Daryl and I have lived at our current location for close to 5 years now. Our 2nd floor condo has a small tastefully decorated patio that overlooks several other areas of our condo-opolis. During the warm days of summer, I like to partake in the occasional cocktail whilst (hate pretentious writers that use that word, but I’ve always wanted to use it myself just because… I can) observing this condo-opolis community whilst tossing the obligatory three-finger wave to those neighbors that insist on communicating.
I remember, as a teen, being infatuated with the 1954 Hitchcock thriller, entitled Rear Window staring James Stewart and Grace Kelly (not to be confused with a favorite porn flick entitled “Back Door” starring Mitch Cock). I’ve always considered myself an “observer” of life’s situations and I believed to have a front row seat (albeit a WHEELchair and armed with high-power binoculars) like Mr. Stewart would be the perfect way to do just that!
That being said, I have recorded several “observations” from our 2nd story patio. We live in a rather diverse neighborhood, so please bear in mind that I am in no way perpetuating stereotypes, however I can only say what I saw… see what I saw… seesaw…
These observations are in no particular order:
Mexicans do all the landscaping.
Black men do all the trash pick up.
“The Gays” have the prettiest patios.
Lesbians have the sturdiest decks.
Italians have the smallest decks, but act like they’re huge.
Baptists play Gospel music the loudest (for some reason more so when the gays/lesbians are having friends over).
Thugs always have cars with tinted windows, the deepest bassed music blaring from the tiniest of speakers and usually three out of four shiny hubcaps.
Republicans always fly American flags.
Democrats usually have pretty flower or cute bunny flags.

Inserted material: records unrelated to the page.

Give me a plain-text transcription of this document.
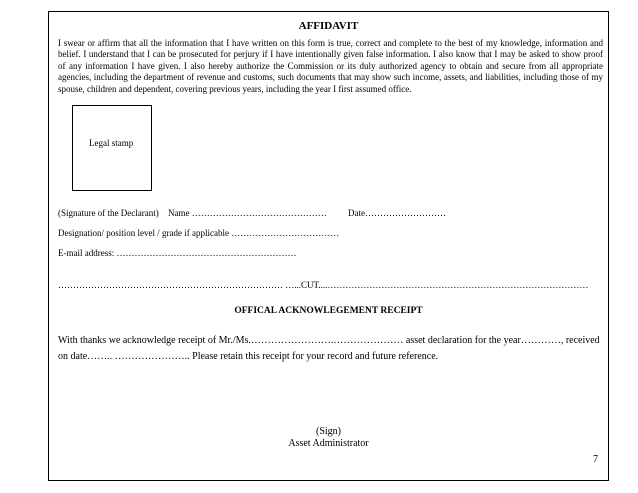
AFFIDAVIT

I swear or affirm that all the information that I have written on this form is true, correct and complete to the best of my knowledge, information and belief. I understand that I can be prosecuted for perjury if I have intentionally given false information. I also know that I may be asked to show proof of any information I have given. I also hereby authorize the Commission or its duly authorized agency to obtain and secure from all appropriate agencies, including the department of revenue and customs, such documents that may show such income, assets, and liabilities, including those of my spouse, children and dependent, covering previous years, including the year I first assumed office.

Legal stamp
(Signature of the Declarant) Name ……………………………………… Date………………………
Designation/ position level / grade if applicable ………………………………
E-mail address: ……………………………………………………
………………………………………………………………… …...CUT....……………………………………………………………………………
OFFICAL ACKNOWLEGEMENT RECEIPT
With thanks we acknowledge receipt of Mr./Ms.…………………….………………… asset declaration for the year…………, received
on date…….. ………………….. Please retain this receipt for your record and future reference.
(Sign)
Asset Administrator
7
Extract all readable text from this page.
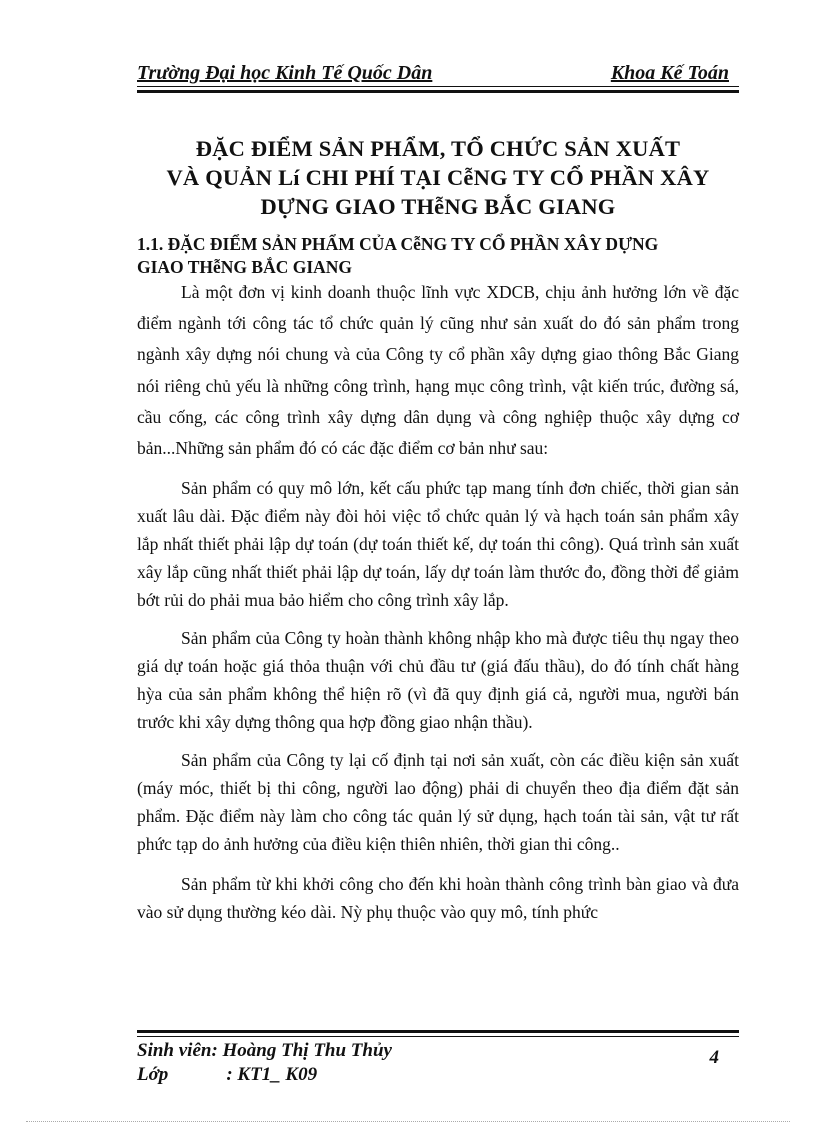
Trường Đại học Kinh Tế Quốc Dân	Khoa Kế Toán
ĐẶC ĐIỂM SẢN PHẨM, TỔ CHỨC SẢN XUẤT
VÀ QUẢN Lí CHI PHÍ TẠI CễNG TY CỔ PHẦN XÂY
DỰNG GIAO THễNG BẮC GIANG
1.1. ĐẶC ĐIỂM SẢN PHẨM CỦA CễNG TY CỔ PHẦN XÂY DỰNG
GIAO THễNG BẮC GIANG

Là một đơn vị kinh doanh thuộc lĩnh vực XDCB, chịu ảnh hưởng lớn về đặc điểm ngành tới công tác tổ chức quản lý cũng như sản xuất do đó sản phẩm trong ngành xây dựng nói chung và của Công ty cổ phần xây dựng giao thông Bắc Giang nói riêng chủ yếu là những công trình, hạng mục công trình, vật kiến trúc, đường sá, cầu cống, các công trình xây dựng dân dụng và công nghiệp thuộc xây dựng cơ bản...Những sản phẩm đó có các đặc điểm cơ bản như sau:

Sản phẩm có quy mô lớn, kết cấu phức tạp mang tính đơn chiếc, thời gian sản xuất lâu dài. Đặc điểm này đòi hỏi việc tổ chức quản lý và hạch toán sản phẩm xây lắp nhất thiết phải lập dự toán (dự toán thiết kế, dự toán thi công). Quá trình sản xuất xây lắp cũng nhất thiết phải lập dự toán, lấy dự toán làm thước đo, đồng thời để giảm bớt rủi do phải mua bảo hiểm cho công trình xây lắp.

Sản phẩm của Công ty hoàn thành không nhập kho mà được tiêu thụ ngay theo giá dự toán hoặc giá thỏa thuận với chủ đầu tư (giá đấu thầu), do đó tính chất hàng hỳa của sản phẩm không thể hiện rõ (vì đã quy định giá cả, người mua, người bán trước khi xây dựng thông qua hợp đồng giao nhận thầu).

Sản phẩm của Công ty lại cố định tại nơi sản xuất, còn các điều kiện sản xuất (máy móc, thiết bị thi công, người lao động) phải di chuyển theo địa điểm đặt sản phẩm. Đặc điểm này làm cho công tác quản lý sử dụng, hạch toán tài sản, vật tư rất phức tạp do ảnh hưởng của điều kiện thiên nhiên, thời gian thi công..

Sản phẩm từ khi khởi công cho đến khi hoàn thành công trình bàn giao và đưa vào sử dụng thường kéo dài. Nỳ phụ thuộc vào quy mô, tính phức

Sinh viên: Hoàng Thị Thu Thủy
Lớp	: KT1_ K09
4
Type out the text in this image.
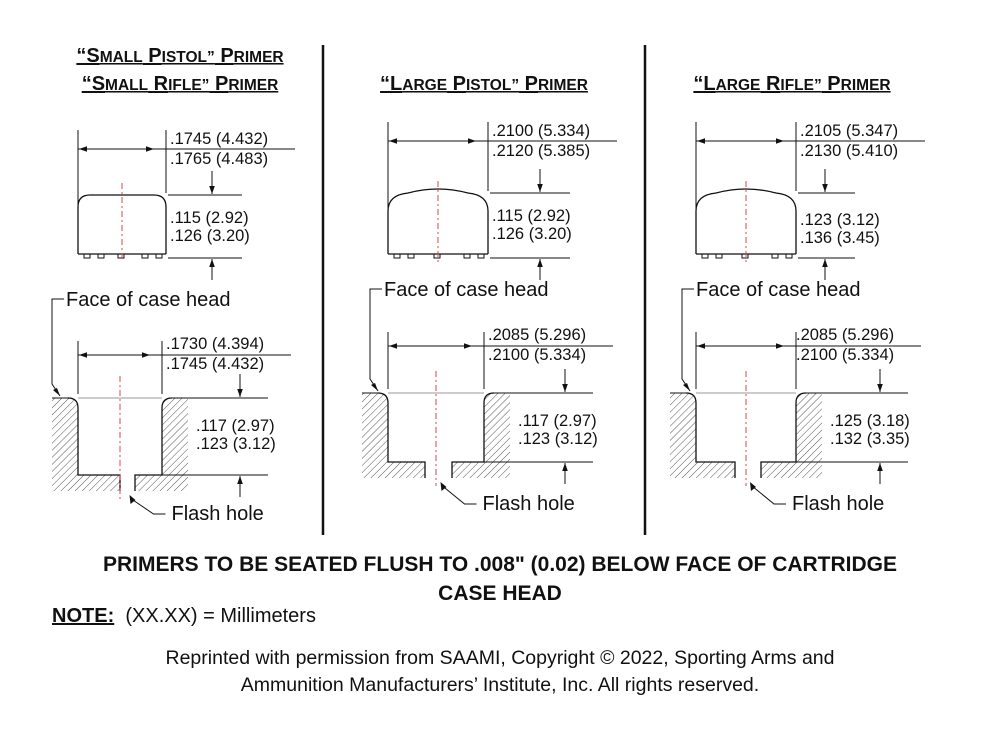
“SMALL PISTOL” PRIMER
“SMALL RIFLE” PRIMER
.1745 (4.432)
.1765 (4.483)
.115 (2.92)
.126 (3.20)
Face of case head
.1730 (4.394)
.1745 (4.432)
.117 (2.97)
.123 (3.12)
Flash hole
“LARGE PISTOL” PRIMER
.2100 (5.334)
.2120 (5.385)
.115 (2.92)
.126 (3.20)
Face of case head
.2085 (5.296)
.2100 (5.334)
.117 (2.97)
.123 (3.12)
Flash hole
“LARGE RIFLE” PRIMER
.2105 (5.347)
.2130 (5.410)
.123 (3.12)
.136 (3.45)
Face of case head
.2085 (5.296)
.2100 (5.334)
.125 (3.18)
.132 (3.35)
Flash hole
PRIMERS TO BE SEATED FLUSH TO .008" (0.02) BELOW FACE OF CARTRIDGE
CASE HEAD
NOTE: (XX.XX) = Millimeters
Reprinted with permission from SAAMI, Copyright © 2022, Sporting Arms and
Ammunition Manufacturers’ Institute, Inc. All rights reserved.
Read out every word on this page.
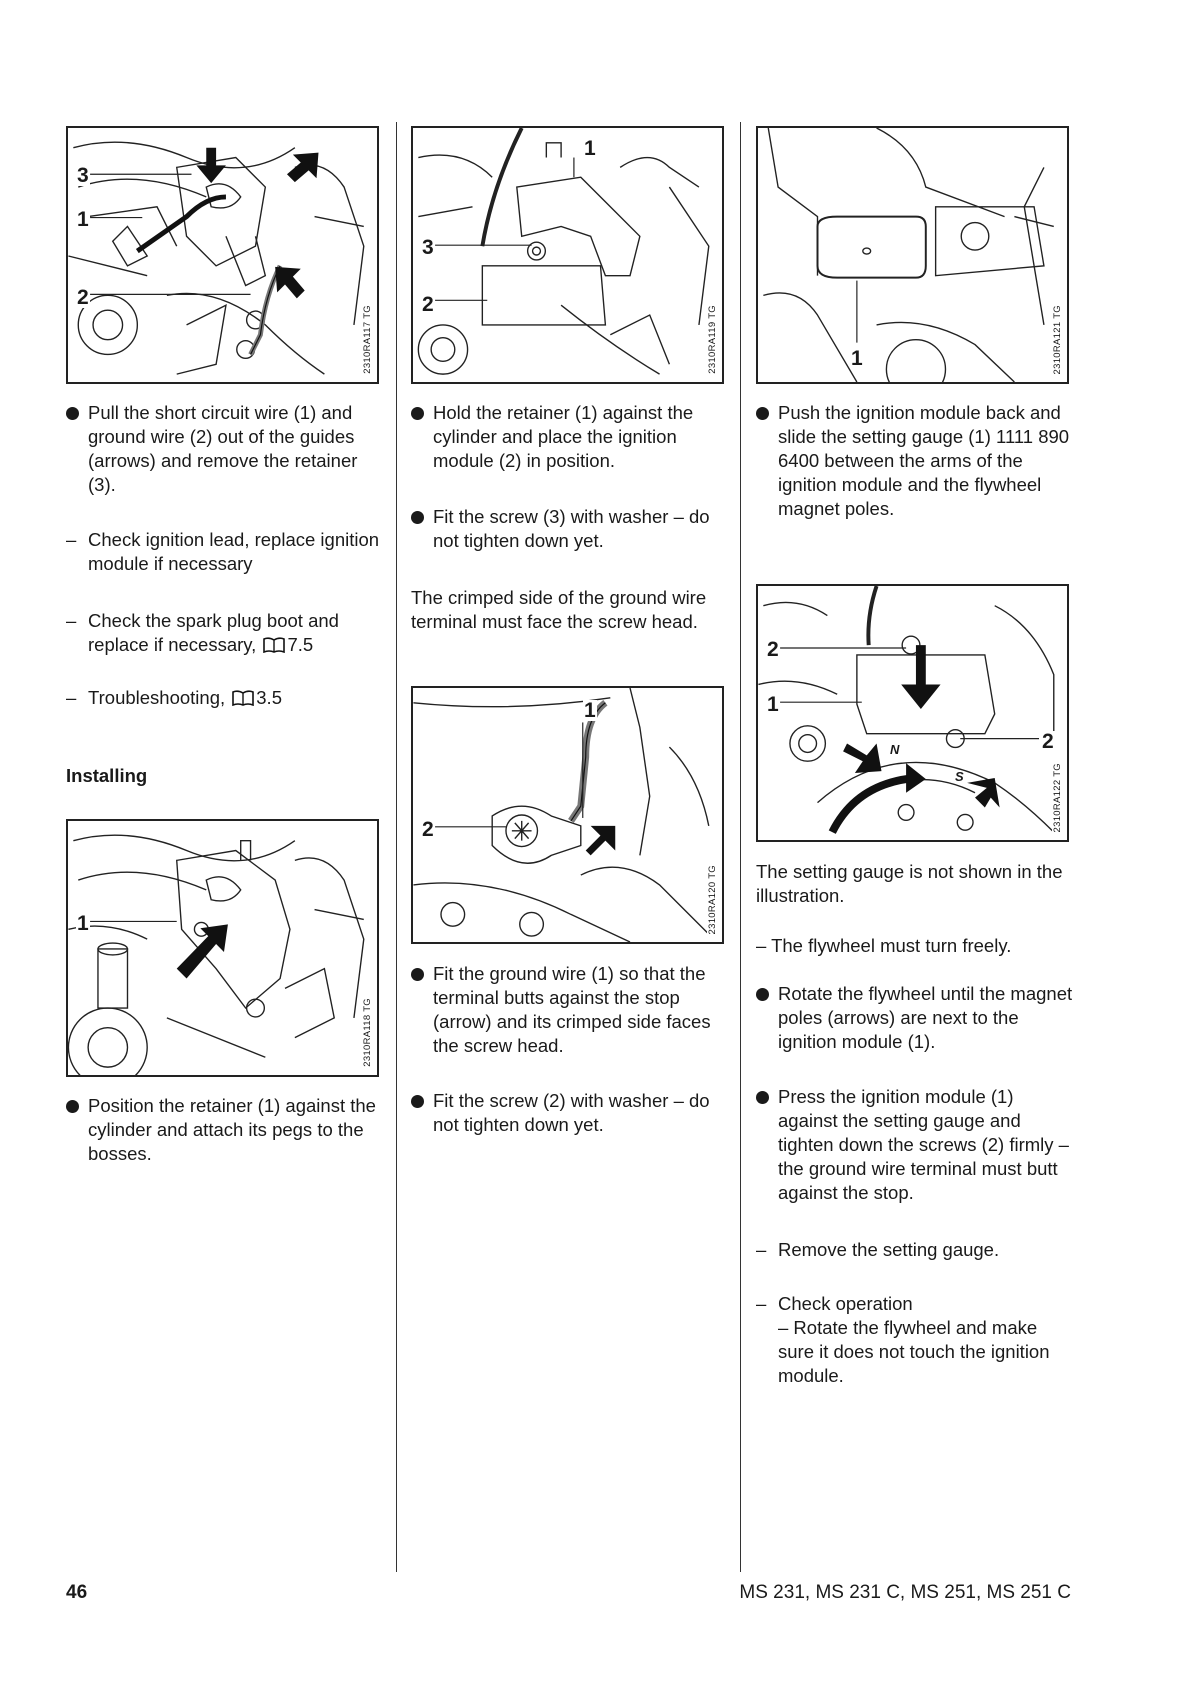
3
1
2
2310RA117 TG

Pull the short circuit wire (1) and ground wire (2) out of the guides (arrows) and remove the retainer (3).

– Check ignition lead, replace ignition module if necessary

– Check the spark plug boot and replace if necessary, 7.5

– Troubleshooting, 3.5

Installing
1
2310RA118 TG

Position the retainer (1) against the cylinder and attach its pegs to the bosses.

1
3
2
2310RA119 TG

Hold the retainer (1) against the cylinder and place the ignition module (2) in position.

Fit the screw (3) with washer – do not tighten down yet.

The crimped side of the ground wire terminal must face the screw head.
1
2
2310RA120 TG

Fit the ground wire (1) so that the terminal butts against the stop (arrow) and its crimped side faces the screw head.

Fit the screw (2) with washer – do not tighten down yet.

1	2310RA121 TG

Push the ignition module back and slide the setting gauge (1) 1111 890 6400 between the arms of the ignition module and the flywheel magnet poles.

2
1
2
N
S	2310RA122 TG
The setting gauge is not shown in the illustration.
– The flywheel must turn freely.

Rotate the flywheel until the magnet poles (arrows) are next to the ignition module (1).

Press the ignition module (1) against the setting gauge and tighten down the screws (2) firmly – the ground wire terminal must butt against the stop.

– Remove the setting gauge.

– Check operation
– Rotate the flywheel and make sure it does not touch the ignition module.

46	MS 231, MS 231 C, MS 251, MS 251 C
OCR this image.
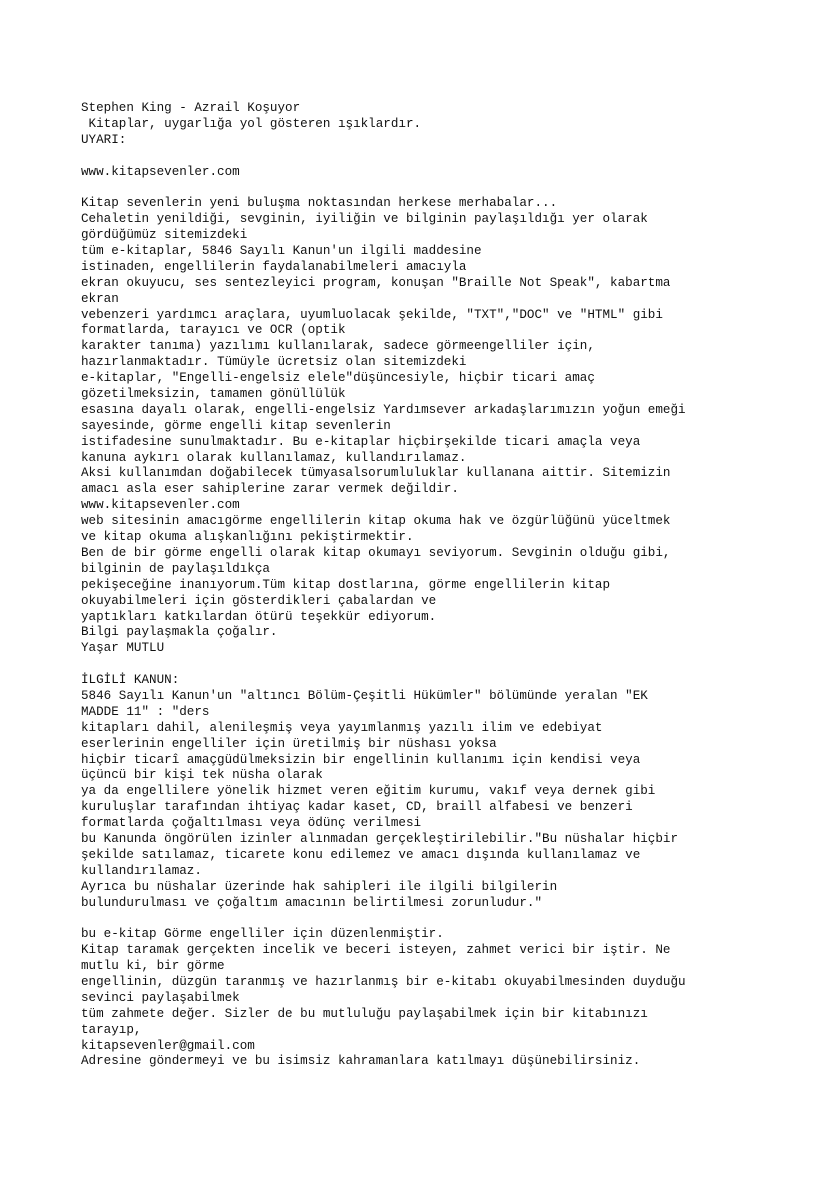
Stephen King - Azrail Koşuyor
Kitaplar, uygarlığa yol gösteren ışıklardır.
UYARI:
www.kitapsevenler.com
Kitap sevenlerin yeni buluşma noktasından herkese merhabalar...
Cehaletin yenildiği, sevginin, iyiliğin ve bilginin paylaşıldığı yer olarak
gördüğümüz sitemizdeki
tüm e-kitaplar, 5846 Sayılı Kanun'un ilgili maddesine
istinaden, engellilerin faydalanabilmeleri amacıyla
ekran okuyucu, ses sentezleyici program, konuşan "Braille Not Speak", kabartma
ekran
vebenzeri yardımcı araçlara, uyumluolacak şekilde, "TXT","DOC" ve "HTML" gibi
formatlarda, tarayıcı ve OCR (optik
karakter tanıma) yazılımı kullanılarak, sadece görmeengelliler için,
hazırlanmaktadır. Tümüyle ücretsiz olan sitemizdeki
e-kitaplar, "Engelli-engelsiz elele"düşüncesiyle, hiçbir ticari amaç
gözetilmeksizin, tamamen gönüllülük
esasına dayalı olarak, engelli-engelsiz Yardımsever arkadaşlarımızın yoğun emeği
sayesinde, görme engelli kitap sevenlerin
istifadesine sunulmaktadır. Bu e-kitaplar hiçbirşekilde ticari amaçla veya
kanuna aykırı olarak kullanılamaz, kullandırılamaz.
Aksi kullanımdan doğabilecek tümyasalsorumluluklar kullanana aittir. Sitemizin
amacı asla eser sahiplerine zarar vermek değildir.
www.kitapsevenler.com
web sitesinin amacıgörme engellilerin kitap okuma hak ve özgürlüğünü yüceltmek
ve kitap okuma alışkanlığını pekiştirmektir.
Ben de bir görme engelli olarak kitap okumayı seviyorum. Sevginin olduğu gibi,
bilginin de paylaşıldıkça
pekişeceğine inanıyorum.Tüm kitap dostlarına, görme engellilerin kitap
okuyabilmeleri için gösterdikleri çabalardan ve
yaptıkları katkılardan ötürü teşekkür ediyorum.
Bilgi paylaşmakla çoğalır.
Yaşar MUTLU
İLGİLİ KANUN:
5846 Sayılı Kanun'un "altıncı Bölüm-Çeşitli Hükümler" bölümünde yeralan "EK
MADDE 11" : "ders
kitapları dahil, alenileşmiş veya yayımlanmış yazılı ilim ve edebiyat
eserlerinin engelliler için üretilmiş bir nüshası yoksa
hiçbir ticarî amaçgüdülmeksizin bir engellinin kullanımı için kendisi veya
üçüncü bir kişi tek nüsha olarak
ya da engellilere yönelik hizmet veren eğitim kurumu, vakıf veya dernek gibi
kuruluşlar tarafından ihtiyaç kadar kaset, CD, braill alfabesi ve benzeri
formatlarda çoğaltılması veya ödünç verilmesi
bu Kanunda öngörülen izinler alınmadan gerçekleştirilebilir."Bu nüshalar hiçbir
şekilde satılamaz, ticarete konu edilemez ve amacı dışında kullanılamaz ve
kullandırılamaz.
Ayrıca bu nüshalar üzerinde hak sahipleri ile ilgili bilgilerin
bulundurulması ve çoğaltım amacının belirtilmesi zorunludur."
bu e-kitap Görme engelliler için düzenlenmiştir.
Kitap taramak gerçekten incelik ve beceri isteyen, zahmet verici bir iştir. Ne
mutlu ki, bir görme
engellinin, düzgün taranmış ve hazırlanmış bir e-kitabı okuyabilmesinden duyduğu
sevinci paylaşabilmek
tüm zahmete değer. Sizler de bu mutluluğu paylaşabilmek için bir kitabınızı
tarayıp,
kitapsevenler@gmail.com
Adresine göndermeyi ve bu isimsiz kahramanlara katılmayı düşünebilirsiniz.
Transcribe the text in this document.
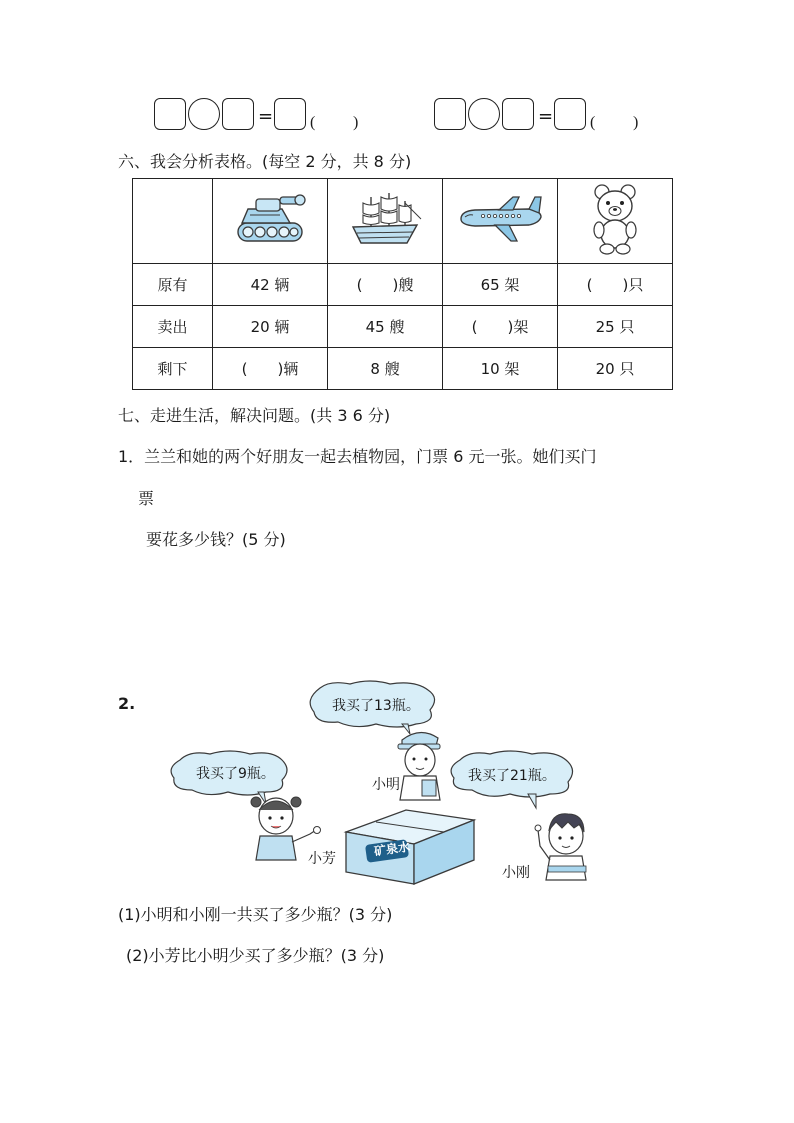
= ( )	= ( )
六、我会分析表格。(每空 2 分，共 8 分)

原有	42 辆	(　　)艘	65 架	(　　)只
卖出	20 辆	45 艘	(　　)架	25 只
剩下	(　　)辆	8 艘	10 架	20 只
七、走进生活，解决问题。(共 3 6 分)
1．兰兰和她的两个好朋友一起去植物园，门票 6 元一张。她们买门
票
要花多少钱？(5 分)
2.	我买了13瓶。
我买了9瓶。	我买了21瓶。
小明
小芳
小刚
矿泉水
(1)小明和小刚一共买了多少瓶？(3 分)
(2)小芳比小明少买了多少瓶？(3 分)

Blue collar maintenance men have the filthiest mouths and the nicest asses.
Fat people don’t pick up their dog’s shit.
Men always spit.
Retired folks always have a bench or a chair just outside their front door, under a hand-made wreath.
The mailman has the best looking legs.
Little kids always stomp UP the hall stairs, run DOWN the hall stairs, and never fail to SLAM the front door.
The UPS guy is always hot.
Birds always dive at rogue cats.
Cats always ignore diving birds.
And finally, baby strollers are beginning to look like SUV’s as are the Mother’s pushing them.